Oct. 5, 2011— -- Karli Bossman was a happy 5-year-old from Clayton, N.C., who loved going to kindergarten -- until one day in 2008, the easy-going child suddenly became obsessive and defiant.
She ripped off her socks and underwear because they "hurt" and insisted on wearing pajamas. And Karli refused to get in the car because she was afraid it would run out of gas.
At first, her parents, Kevin and Kelly Bossman, thought the little girl was being bullied, but after checking with her teachers, that was not the case. What was so frightening was how quickly her behavior changed.
"All of a sudden she was crying and didn't want to go to school anymore," said her mother, 32-year-old Kelly Bossman. "Things got so bad we had to pull her out of the house hanging onto the doorknobs."
The little girl also had an irrational fear of elevators and was scared to go to bed at night for fear she would have a bad dream.
It took two years and 14 doctors to finally figure out what was wrong. Karli, who'd had at least 19 cases of strep throat in the last three years, had developed PANDAS. -- pediatric autoimmune neuropsychiatric disorders associated with streptococcal infection.
Symptoms include obsessive compulsive disorder (OCD) -- general anxiety, emotional mood swings, rages and oppositional defiance behavior. Some children have learning disabilities and lose fine motor skills movement.
"It's not a rare disorder, it's just rarely diagnosed," said Dr. Denis Bouboulis, an immunologist from Darien, Conn., and one of the top experts on PANDAS. "There are a lot of children actually misdiagnosed as having a primary psychiatric symptoms, when, in fact they are autoimmune and organic."
The disorder was first described in the mid-1990s, but has only recently been recognized by the National Institute of Mental Health (NIMH). For years, medical experts thought the link between a strep throat and OCD was only coincidental.
But in 2009, a Columbia University study confirmed that a strep infection could cause PANDA symptoms like OCD behavior and Tourette syndrome tics in mice. According to that research, those psychiatric disorders affect 25 percent of adults and more than 3 percent of all children.
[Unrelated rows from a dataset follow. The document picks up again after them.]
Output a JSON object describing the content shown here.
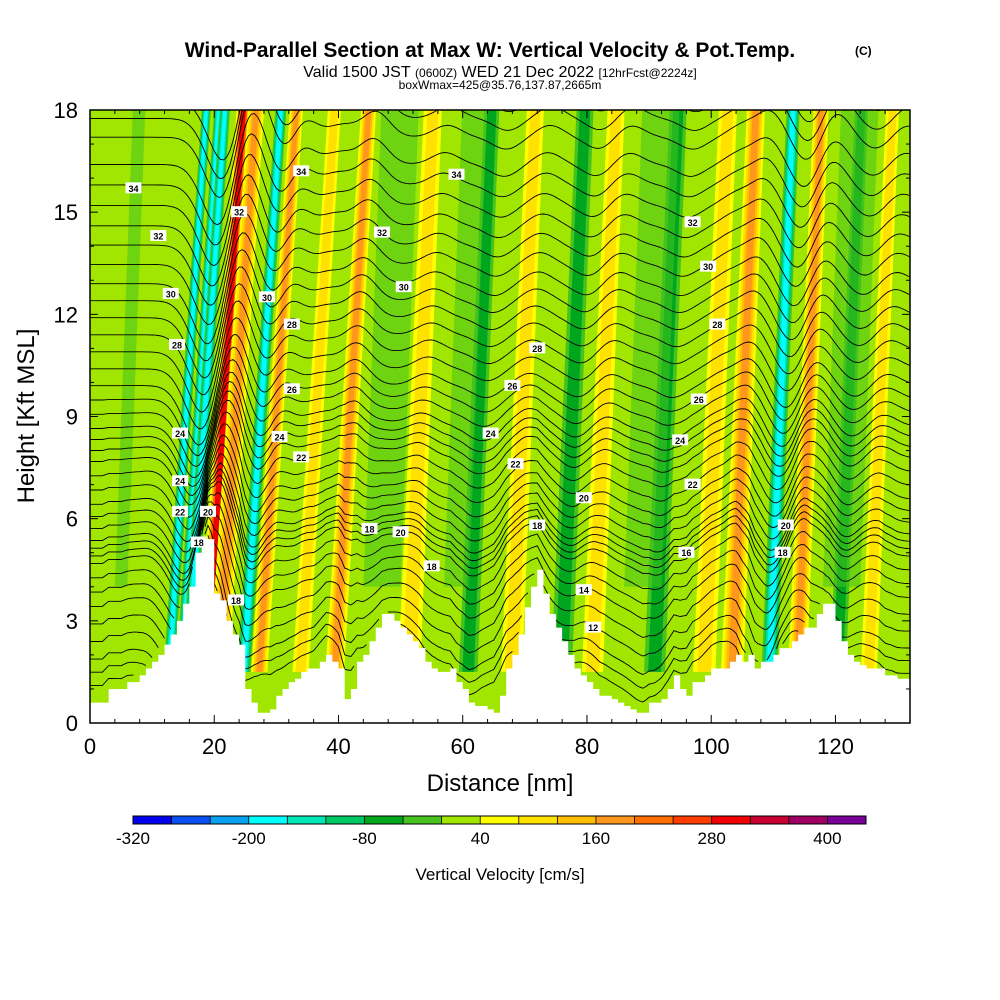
{
  "title": {
    "main": "Wind-Parallel Section at Max W: Vertical Velocity & Pot.Temp.",
    "copyright": "(C)",
    "line2_a": "Valid 1500 JST",
    "line2_b": "(0600Z)",
    "line2_c": "WED 21 Dec 2022",
    "line2_d": "[12hrFcst@2224z]",
    "line3": "boxWmax=425@35.76,137.87,2665m"
  },
  "chart_data": {
    "type": "heatmap",
    "xlabel": "Distance [nm]",
    "ylabel": "Height [Kft MSL]",
    "xlim": [
      0,
      132
    ],
    "ylim": [
      0,
      18
    ],
    "x_ticks": [
      0,
      20,
      40,
      60,
      80,
      100,
      120
    ],
    "y_ticks": [
      0,
      3,
      6,
      9,
      12,
      15,
      18
    ],
    "colorbar": {
      "label": "Vertical Velocity [cm/s]",
      "range": [
        -320,
        440
      ],
      "tick_values": [
        -320,
        -200,
        -80,
        40,
        160,
        280,
        400
      ],
      "colors": [
        "#0000ee",
        "#0a50f0",
        "#0aa0f0",
        "#00ffff",
        "#00e6b4",
        "#00c864",
        "#00a61e",
        "#46c31e",
        "#a0e600",
        "#ffff00",
        "#ffe100",
        "#ffbe00",
        "#ff961e",
        "#ff6e00",
        "#ff3c00",
        "#f00000",
        "#c80032",
        "#a00064",
        "#780096"
      ]
    },
    "velocity_features": [
      {
        "x": 14.5,
        "w": 0.9,
        "kind": "down"
      },
      {
        "x": 16.5,
        "w": 0.9,
        "kind": "down"
      },
      {
        "x": 17.5,
        "w": 1.0,
        "kind": "down"
      },
      {
        "x": 20.5,
        "w": 1.4,
        "kind": "strong_up"
      },
      {
        "x": 22.5,
        "w": 1.6,
        "kind": "up"
      },
      {
        "x": 26.5,
        "w": 1.1,
        "kind": "down"
      },
      {
        "x": 29.0,
        "w": 1.3,
        "kind": "up"
      },
      {
        "x": 35.5,
        "w": 1.3,
        "kind": "weak_up"
      },
      {
        "x": 41.0,
        "w": 1.5,
        "kind": "up"
      },
      {
        "x": 52.5,
        "w": 1.8,
        "kind": "weak_up"
      },
      {
        "x": 62.0,
        "w": 1.5,
        "kind": "weak_down"
      },
      {
        "x": 69.0,
        "w": 1.7,
        "kind": "weak_up"
      },
      {
        "x": 77.0,
        "w": 1.7,
        "kind": "weak_down"
      },
      {
        "x": 82.0,
        "w": 1.7,
        "kind": "weak_up"
      },
      {
        "x": 92.0,
        "w": 1.7,
        "kind": "weak_down"
      },
      {
        "x": 100.0,
        "w": 1.8,
        "kind": "weak_up"
      },
      {
        "x": 104.5,
        "w": 1.8,
        "kind": "up"
      },
      {
        "x": 110.5,
        "w": 1.3,
        "kind": "down"
      },
      {
        "x": 115.0,
        "w": 1.5,
        "kind": "up"
      },
      {
        "x": 121.5,
        "w": 1.3,
        "kind": "weak_down"
      },
      {
        "x": 126.5,
        "w": 1.3,
        "kind": "weak_up"
      }
    ],
    "terrain": [
      [
        0,
        0.6
      ],
      [
        2,
        0.6
      ],
      [
        3,
        1.0
      ],
      [
        5,
        1.0
      ],
      [
        6,
        1.2
      ],
      [
        8,
        1.4
      ],
      [
        9,
        1.6
      ],
      [
        10,
        1.8
      ],
      [
        11,
        2.0
      ],
      [
        12,
        2.3
      ],
      [
        13,
        2.6
      ],
      [
        14,
        3.0
      ],
      [
        15,
        3.5
      ],
      [
        16,
        4.0
      ],
      [
        17,
        5.0
      ],
      [
        18,
        5.4
      ],
      [
        19,
        5.4
      ],
      [
        20,
        3.8
      ],
      [
        21,
        3.6
      ],
      [
        22,
        3.0
      ],
      [
        23,
        2.6
      ],
      [
        24,
        2.3
      ],
      [
        25,
        1.0
      ],
      [
        26,
        0.6
      ],
      [
        27,
        0.3
      ],
      [
        28,
        0.3
      ],
      [
        29,
        0.4
      ],
      [
        30,
        0.8
      ],
      [
        31,
        1.0
      ],
      [
        32,
        1.2
      ],
      [
        33,
        1.3
      ],
      [
        34,
        1.5
      ],
      [
        35,
        1.6
      ],
      [
        36,
        1.6
      ],
      [
        37,
        1.8
      ],
      [
        38,
        2.0
      ],
      [
        39,
        1.8
      ],
      [
        40,
        1.6
      ],
      [
        41,
        0.7
      ],
      [
        42,
        1.0
      ],
      [
        43,
        1.8
      ],
      [
        44,
        2.0
      ],
      [
        45,
        2.4
      ],
      [
        46,
        2.8
      ],
      [
        47,
        3.2
      ],
      [
        48,
        3.2
      ],
      [
        49,
        3.0
      ],
      [
        50,
        2.8
      ],
      [
        51,
        2.6
      ],
      [
        52,
        2.4
      ],
      [
        53,
        2.2
      ],
      [
        54,
        1.8
      ],
      [
        55,
        1.6
      ],
      [
        56,
        1.5
      ],
      [
        57,
        1.5
      ],
      [
        58,
        1.6
      ],
      [
        59,
        1.2
      ],
      [
        60,
        1.0
      ],
      [
        61,
        0.6
      ],
      [
        62,
        0.5
      ],
      [
        63,
        0.5
      ],
      [
        64,
        0.4
      ],
      [
        65,
        0.3
      ],
      [
        66,
        0.8
      ],
      [
        67,
        1.6
      ],
      [
        68,
        2.0
      ],
      [
        69,
        2.6
      ],
      [
        70,
        3.4
      ],
      [
        71,
        4.0
      ],
      [
        72,
        4.5
      ],
      [
        73,
        3.8
      ],
      [
        74,
        3.2
      ],
      [
        75,
        2.8
      ],
      [
        76,
        2.4
      ],
      [
        77,
        2.0
      ],
      [
        78,
        1.6
      ],
      [
        79,
        1.4
      ],
      [
        80,
        1.2
      ],
      [
        81,
        1.0
      ],
      [
        82,
        0.8
      ],
      [
        83,
        0.8
      ],
      [
        84,
        0.7
      ],
      [
        85,
        0.6
      ],
      [
        86,
        0.5
      ],
      [
        87,
        0.4
      ],
      [
        88,
        0.3
      ],
      [
        89,
        0.3
      ],
      [
        90,
        0.6
      ],
      [
        91,
        0.6
      ],
      [
        92,
        0.7
      ],
      [
        93,
        1.0
      ],
      [
        94,
        1.4
      ],
      [
        95,
        1.0
      ],
      [
        96,
        0.8
      ],
      [
        97,
        1.2
      ],
      [
        98,
        1.2
      ],
      [
        99,
        1.4
      ],
      [
        100,
        1.6
      ],
      [
        101,
        1.6
      ],
      [
        102,
        1.6
      ],
      [
        103,
        1.8
      ],
      [
        104,
        2.0
      ],
      [
        105,
        1.8
      ],
      [
        106,
        2.0
      ],
      [
        107,
        1.6
      ],
      [
        108,
        1.8
      ],
      [
        109,
        1.8
      ],
      [
        110,
        2.0
      ],
      [
        111,
        2.2
      ],
      [
        112,
        2.2
      ],
      [
        113,
        2.4
      ],
      [
        114,
        2.6
      ],
      [
        115,
        2.8
      ],
      [
        116,
        2.8
      ],
      [
        117,
        3.2
      ],
      [
        118,
        3.5
      ],
      [
        119,
        3.5
      ],
      [
        120,
        3.0
      ],
      [
        121,
        2.4
      ],
      [
        122,
        2.0
      ],
      [
        123,
        1.8
      ],
      [
        124,
        1.7
      ],
      [
        125,
        1.6
      ],
      [
        126,
        1.6
      ],
      [
        127,
        1.6
      ],
      [
        128,
        1.4
      ],
      [
        129,
        1.4
      ],
      [
        130,
        1.3
      ],
      [
        131,
        1.3
      ],
      [
        132,
        1.3
      ]
    ],
    "theta_contours": [
      {
        "value": 12,
        "base_h": 1.6
      },
      {
        "value": 14,
        "base_h": 3.2
      },
      {
        "value": 16,
        "base_h": 4.5
      },
      {
        "value": 18,
        "base_h": 5.2
      },
      {
        "value": 20,
        "base_h": 6.3
      },
      {
        "value": 22,
        "base_h": 7.6
      },
      {
        "value": 24,
        "base_h": 8.6
      },
      {
        "value": 26,
        "base_h": 9.9
      },
      {
        "value": 28,
        "base_h": 11.4
      },
      {
        "value": 30,
        "base_h": 12.9
      },
      {
        "value": 32,
        "base_h": 14.6
      },
      {
        "value": 34,
        "base_h": 16.4
      }
    ],
    "contour_labels": [
      {
        "text": "34",
        "x": 7,
        "y": 15.7
      },
      {
        "text": "34",
        "x": 34,
        "y": 16.2
      },
      {
        "text": "34",
        "x": 59,
        "y": 16.1
      },
      {
        "text": "32",
        "x": 11,
        "y": 14.3
      },
      {
        "text": "32",
        "x": 24,
        "y": 15.0
      },
      {
        "text": "32",
        "x": 47,
        "y": 14.4
      },
      {
        "text": "32",
        "x": 97,
        "y": 14.7
      },
      {
        "text": "30",
        "x": 13,
        "y": 12.6
      },
      {
        "text": "30",
        "x": 28.5,
        "y": 12.5
      },
      {
        "text": "30",
        "x": 50.5,
        "y": 12.8
      },
      {
        "text": "30",
        "x": 99.5,
        "y": 13.4
      },
      {
        "text": "28",
        "x": 14,
        "y": 11.1
      },
      {
        "text": "28",
        "x": 32.5,
        "y": 11.7
      },
      {
        "text": "28",
        "x": 72,
        "y": 11.0
      },
      {
        "text": "28",
        "x": 101,
        "y": 11.7
      },
      {
        "text": "26",
        "x": 32.5,
        "y": 9.8
      },
      {
        "text": "26",
        "x": 68,
        "y": 9.9
      },
      {
        "text": "26",
        "x": 98,
        "y": 9.5
      },
      {
        "text": "24",
        "x": 14.5,
        "y": 8.5
      },
      {
        "text": "24",
        "x": 30.5,
        "y": 8.4
      },
      {
        "text": "24",
        "x": 64.5,
        "y": 8.5
      },
      {
        "text": "24",
        "x": 95,
        "y": 8.3
      },
      {
        "text": "22",
        "x": 14.5,
        "y": 6.2
      },
      {
        "text": "22",
        "x": 34,
        "y": 7.8
      },
      {
        "text": "22",
        "x": 68.5,
        "y": 7.6
      },
      {
        "text": "22",
        "x": 97,
        "y": 7.0
      },
      {
        "text": "24",
        "x": 14.5,
        "y": 7.1
      },
      {
        "text": "20",
        "x": 19,
        "y": 6.2
      },
      {
        "text": "20",
        "x": 50,
        "y": 5.6
      },
      {
        "text": "20",
        "x": 79.5,
        "y": 6.6
      },
      {
        "text": "20",
        "x": 112,
        "y": 5.8
      },
      {
        "text": "18",
        "x": 17.5,
        "y": 5.3
      },
      {
        "text": "18",
        "x": 45,
        "y": 5.7
      },
      {
        "text": "18",
        "x": 72,
        "y": 5.8
      },
      {
        "text": "18",
        "x": 111.5,
        "y": 5.0
      },
      {
        "text": "18",
        "x": 23.5,
        "y": 3.6
      },
      {
        "text": "18",
        "x": 55,
        "y": 4.6
      },
      {
        "text": "16",
        "x": 96,
        "y": 5.0
      },
      {
        "text": "14",
        "x": 79.5,
        "y": 3.9
      },
      {
        "text": "12",
        "x": 81,
        "y": 2.8
      }
    ]
  }
}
Strep throat bacteria are known to cause autoimmune disorders like Syndenham chorea -- characterized by fever and uncontrolled tics of the face or extremities -- in susceptible people.
Scientists think that PANDAS and its quick onset use the same pathways as rheumatic fever, affecting the part of the brain that controls movement and behavior in a phenomenon known as molecular mimicry.
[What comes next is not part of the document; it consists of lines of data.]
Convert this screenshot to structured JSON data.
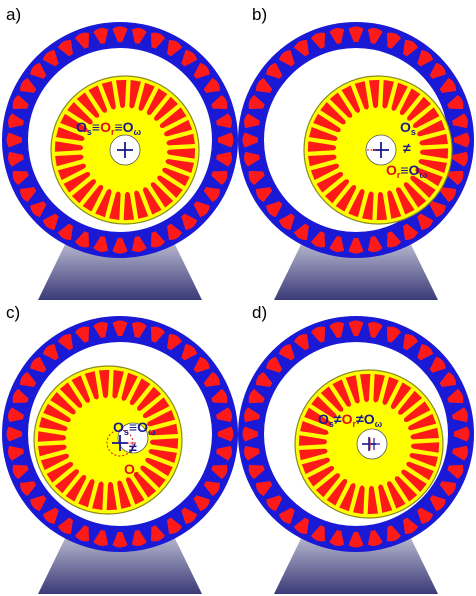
{
  "colors": {
    "stator": "#1a1ad6",
    "rotor": "#ffff00",
    "rotor_edge": "#8a8a20",
    "teeth": "#ff1a1a",
    "center_mark": "#1a1a8a",
    "red_mark": "#e01010",
    "support_top": "#dcdce8",
    "support_bottom": "#3a3a78"
  },
  "panels": [
    {
      "letter": "a)",
      "labels": [
        {
          "parts": [
            {
              "t": "O",
              "c": "blue"
            },
            {
              "t": "s",
              "c": "blue",
              "sub": true
            },
            {
              "t": "≡",
              "c": "blue"
            },
            {
              "t": "O",
              "c": "red"
            },
            {
              "t": "r",
              "c": "red",
              "sub": true
            },
            {
              "t": "≡",
              "c": "blue"
            },
            {
              "t": "O",
              "c": "blue"
            },
            {
              "t": "ω",
              "c": "blue",
              "sub": true
            }
          ]
        }
      ]
    },
    {
      "letter": "b)",
      "labels": [
        {
          "parts": [
            {
              "t": "O",
              "c": "blue"
            },
            {
              "t": "s",
              "c": "blue",
              "sub": true
            }
          ]
        },
        {
          "parts": [
            {
              "t": "≠",
              "c": "blue"
            }
          ]
        },
        {
          "parts": [
            {
              "t": "O",
              "c": "red"
            },
            {
              "t": "r",
              "c": "red",
              "sub": true
            },
            {
              "t": "≡",
              "c": "blue"
            },
            {
              "t": "O",
              "c": "blue"
            },
            {
              "t": "ω",
              "c": "blue",
              "sub": true
            }
          ]
        }
      ]
    },
    {
      "letter": "c)",
      "labels": [
        {
          "parts": [
            {
              "t": "O",
              "c": "blue"
            },
            {
              "t": "s",
              "c": "blue",
              "sub": true
            },
            {
              "t": "≡",
              "c": "blue"
            },
            {
              "t": "O",
              "c": "blue"
            },
            {
              "t": "ω",
              "c": "blue",
              "sub": true
            }
          ]
        },
        {
          "parts": [
            {
              "t": "≠",
              "c": "blue"
            }
          ]
        },
        {
          "parts": [
            {
              "t": "O",
              "c": "red"
            },
            {
              "t": "r",
              "c": "red",
              "sub": true
            }
          ]
        }
      ]
    },
    {
      "letter": "d)",
      "labels": [
        {
          "parts": [
            {
              "t": "O",
              "c": "blue"
            },
            {
              "t": "s",
              "c": "blue",
              "sub": true
            },
            {
              "t": "≠",
              "c": "blue"
            },
            {
              "t": "O",
              "c": "red"
            },
            {
              "t": "r",
              "c": "red",
              "sub": true
            },
            {
              "t": "≠",
              "c": "blue"
            },
            {
              "t": "O",
              "c": "blue"
            },
            {
              "t": "ω",
              "c": "blue",
              "sub": true
            }
          ]
        }
      ]
    }
  ]
}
Karli's journey, which continues today as her family strives to find an effective treatment, involved many misdiagnoses, including the use of antipsychotic drugs that have side effects like tremors and weight gain.
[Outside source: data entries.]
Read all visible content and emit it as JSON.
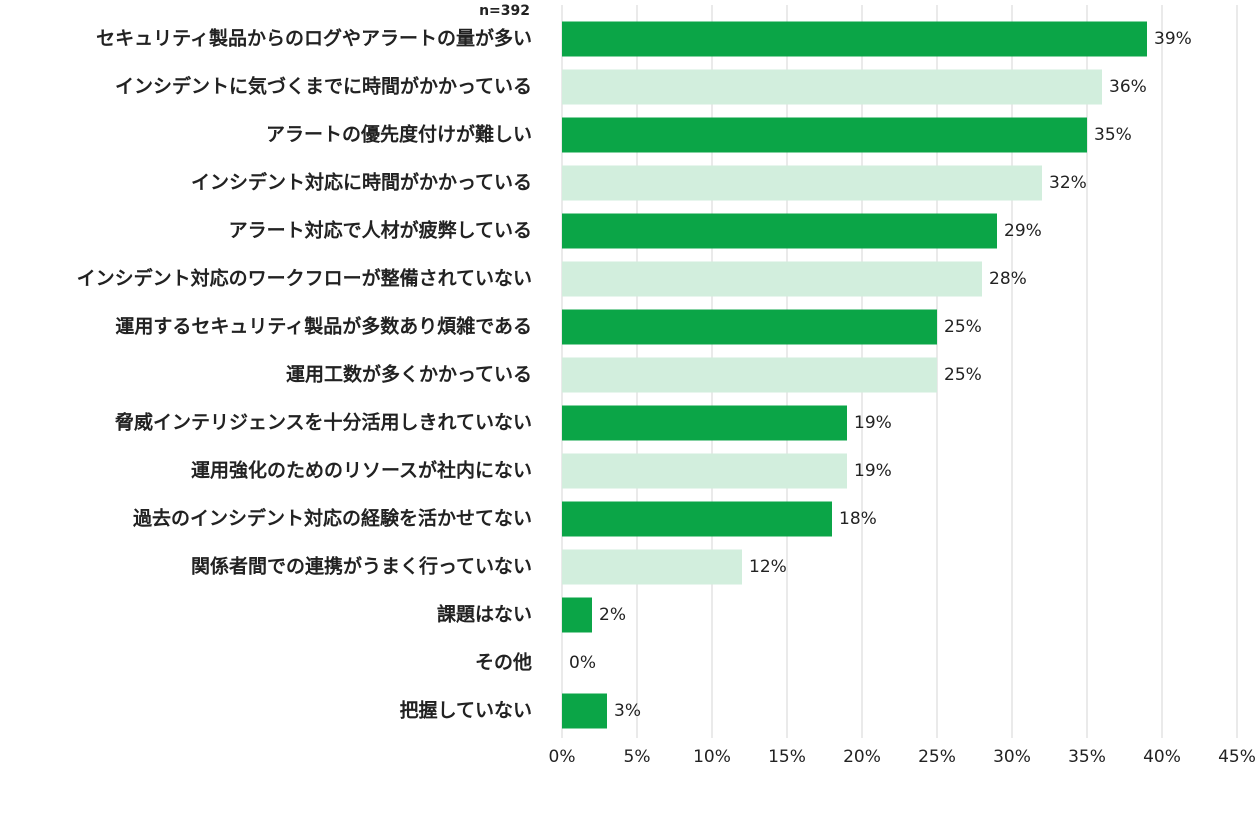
{
  "chart_data": {
    "type": "bar",
    "orientation": "horizontal",
    "annotation": "n=392",
    "categories": [
      "セキュリティ製品からのログやアラートの量が多い",
      "インシデントに気づくまでに時間がかかっている",
      "アラートの優先度付けが難しい",
      "インシデント対応に時間がかかっている",
      "アラート対応で人材が疲弊している",
      "インシデント対応のワークフローが整備されていない",
      "運用するセキュリティ製品が多数あり煩雑である",
      "運用工数が多くかかっている",
      "脅威インテリジェンスを十分活用しきれていない",
      "運用強化のためのリソースが社内にない",
      "過去のインシデント対応の経験を活かせてない",
      "関係者間での連携がうまく行っていない",
      "課題はない",
      "その他",
      "把握していない"
    ],
    "values": [
      39,
      36,
      35,
      32,
      29,
      28,
      25,
      25,
      19,
      19,
      18,
      12,
      2,
      0,
      3
    ],
    "value_labels": [
      "39%",
      "36%",
      "35%",
      "32%",
      "29%",
      "28%",
      "25%",
      "25%",
      "19%",
      "19%",
      "18%",
      "12%",
      "2%",
      "0%",
      "3%"
    ],
    "colors": [
      "#0ba547",
      "#d2eedd",
      "#0ba547",
      "#d2eedd",
      "#0ba547",
      "#d2eedd",
      "#0ba547",
      "#d2eedd",
      "#0ba547",
      "#d2eedd",
      "#0ba547",
      "#d2eedd",
      "#0ba547",
      "#d2eedd",
      "#0ba547"
    ],
    "xlim": [
      0,
      45
    ],
    "xticks": [
      {
        "value": 0,
        "label": "0%"
      },
      {
        "value": 5,
        "label": "5%"
      },
      {
        "value": 10,
        "label": "10%"
      },
      {
        "value": 15,
        "label": "15%"
      },
      {
        "value": 20,
        "label": "20%"
      },
      {
        "value": 25,
        "label": "25%"
      },
      {
        "value": 30,
        "label": "30%"
      },
      {
        "value": 35,
        "label": "35%"
      },
      {
        "value": 40,
        "label": "40%"
      },
      {
        "value": 45,
        "label": "45%"
      }
    ],
    "grid": true
  }
}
Now, the mother of four wants to try intravenous immune globulin (IV IG) treatment that is offered by Bouboulis. That helped Lauren Johnson, the Chesapeake, Va., girl who sneezed 12,000 times a day because of an OCD tic.
Her mother, Lynn Johnson, subsequently founded the PANDAS Resource Network, which put Bossman in touch with Bouboulis, who sits on the board of directors.